Contemporanea
Jaargang XLI Jaar 2019 Nummer 3

Archieven

Inventaire des archives de Pierre Vermeylen

Jean Lefèvre, archiviste à l’Institut Émile Vandervelde (IEV)

Portrait de Pierre Vermeylen (1945-1950) (Coll. IEV, Archives Pierre Vermeylen).

Ancien membre des Jeunesses communistes, avocat membre du Secours Rouge International, fondateur de la Cinémathèque royale de Belgique, exilé « londonien » pendant la Deuxième Guerre mondiale, sénateur pendant de longues années, ministre de l’Intérieur à deux reprises (pendant la « guerre scolaire » notamment), ministre de la Justice et de l’Enseignement, membre de la Commission pour la Réforme de l’État… Pierre Vermeylen a eu un parcours professionnel aussi varié qu’intéressant. Intellectuel et homme de conviction, il milita tout au long de sa vie pour la défense des droits de l’Homme, l’égalité des genres, l’abolition de la peine de mort ou l’amélioration des conditions carcérales. On lui doit également nombre d’initiatives en faveur de la protection de l’enfance. L’Institut Émile Vandervelde vient de réaliser un inventaire de ses archives personnelles (12,65 mètres). Fait assez particulier, ce fonds, accessible aux chercheurs dans son intégralité, présente l’œuvre d’une vie, de la naissance à la mort de son producteur. On retrouvera par exemple une riche documentation (remontant au 19e siècle) sur son père Auguste Vermeylen (sénateur socialiste et recteur de l’Université de Gand), mais également des documents très intéressants sur le Parti communiste pendant l’entre-deux-guerres, la lutte contre le fascisme dans monde (par le biais du Secours Rouge International), les droits de l’Homme en URSS…. L’essentiel de ses archives concerne ses activités de sénateur et de ministre d’État (de 1945 à 1974).

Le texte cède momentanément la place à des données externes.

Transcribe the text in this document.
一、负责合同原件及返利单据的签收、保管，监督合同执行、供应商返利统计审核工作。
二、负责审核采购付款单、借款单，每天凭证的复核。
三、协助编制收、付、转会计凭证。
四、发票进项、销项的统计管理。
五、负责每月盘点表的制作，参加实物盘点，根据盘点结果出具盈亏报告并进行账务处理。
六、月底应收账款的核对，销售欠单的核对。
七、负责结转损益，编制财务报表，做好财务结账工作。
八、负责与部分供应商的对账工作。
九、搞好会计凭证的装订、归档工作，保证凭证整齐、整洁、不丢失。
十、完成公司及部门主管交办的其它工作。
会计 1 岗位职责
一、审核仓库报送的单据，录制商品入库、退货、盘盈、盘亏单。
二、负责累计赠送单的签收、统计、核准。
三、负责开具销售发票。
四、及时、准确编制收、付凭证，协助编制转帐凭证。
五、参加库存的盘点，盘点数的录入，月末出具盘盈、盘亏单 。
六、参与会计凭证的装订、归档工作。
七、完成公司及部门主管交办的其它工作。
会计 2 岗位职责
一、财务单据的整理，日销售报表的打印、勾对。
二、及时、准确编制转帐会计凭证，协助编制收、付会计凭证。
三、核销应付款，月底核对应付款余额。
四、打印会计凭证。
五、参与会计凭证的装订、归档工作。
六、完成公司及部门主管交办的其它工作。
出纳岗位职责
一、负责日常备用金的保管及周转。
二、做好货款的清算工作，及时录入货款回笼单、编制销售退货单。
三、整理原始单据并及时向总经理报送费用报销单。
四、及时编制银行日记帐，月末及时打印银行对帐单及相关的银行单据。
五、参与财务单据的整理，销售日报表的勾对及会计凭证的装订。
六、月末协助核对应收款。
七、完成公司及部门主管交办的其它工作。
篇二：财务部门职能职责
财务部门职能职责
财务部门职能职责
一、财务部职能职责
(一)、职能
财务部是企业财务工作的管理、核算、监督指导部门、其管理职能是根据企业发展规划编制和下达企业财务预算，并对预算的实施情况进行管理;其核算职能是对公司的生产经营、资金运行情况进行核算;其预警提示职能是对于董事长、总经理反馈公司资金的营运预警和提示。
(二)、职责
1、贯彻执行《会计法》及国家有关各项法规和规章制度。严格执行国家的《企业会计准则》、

Lettre adressée par Albert Einstein à Pierre Vermeylen, 1933 (Coll. IEV, Archives Pierre Vermeylen).

Si les sujets sont très variés, on remarquera d’importants dossiers sur l’épuration, la question royale, l’économie, le pacifisme, les questions linguistiques, la réforme de l’État, les questions éthiques… Les archives concernant les périodes où il était ministre, ne sont pas très importantes en terme de métrage, mais présentent tout de même d’intéressants dossiers sur les sujets qui l’intéressaient au plus haut point (pensons aux archives relatives à la loi sur la protection de la jeunesse quand il était ministre de la Justice). Le fonds contient également une riche documentation. Pierre Vermeylen constituait, tout au long de sa vie, des dossiers relatifs à des personnes ou des thématiques particulières. On trouve par exemple dans un même dossier sur le communisme des documents datant des années vingt (de grande valeur, à l’exemple de journaux étudiants communistes) et d’autres des années quatre-vingts. Les documents concernant le Parti socialiste (belge) ne sont pas très nombreux. On retiendra par contre parmi ceux-ci une grande quantité d’écrits et de discours tenus dans des meetings politiques, démontrant combien Pierre Vermeylen était un insatiable propagandiste au sein de son parti. Les archives ne concernent pas uniquement des sujets politiques mais touchent à toutes les questions qui pouvaient l’intéresser : le cinéma et le théâtre, la censure, la défense de la démocratie dans le monde, ou même la gastronomie… La diversité de ses activités font en sorte que l’on trouve dans ses papiers aussi bien des lettres d’hommes politiques (de tous bords) que du courrier provenant d’intellectuels et d’artistes comme Greta Garbo, Albert Einstein, les frères Lumières, Paul Delvaux ou Georges Simenon… Remercions également José Gotovitch et le Centre des archives du communisme en Belgique (CArCoB) d’avoir transmis des photocopies d’archives de Pierre Vermeylen relatives à ses activités au Parti communiste. Celles-ci complètent magnifiquement le fonds existant.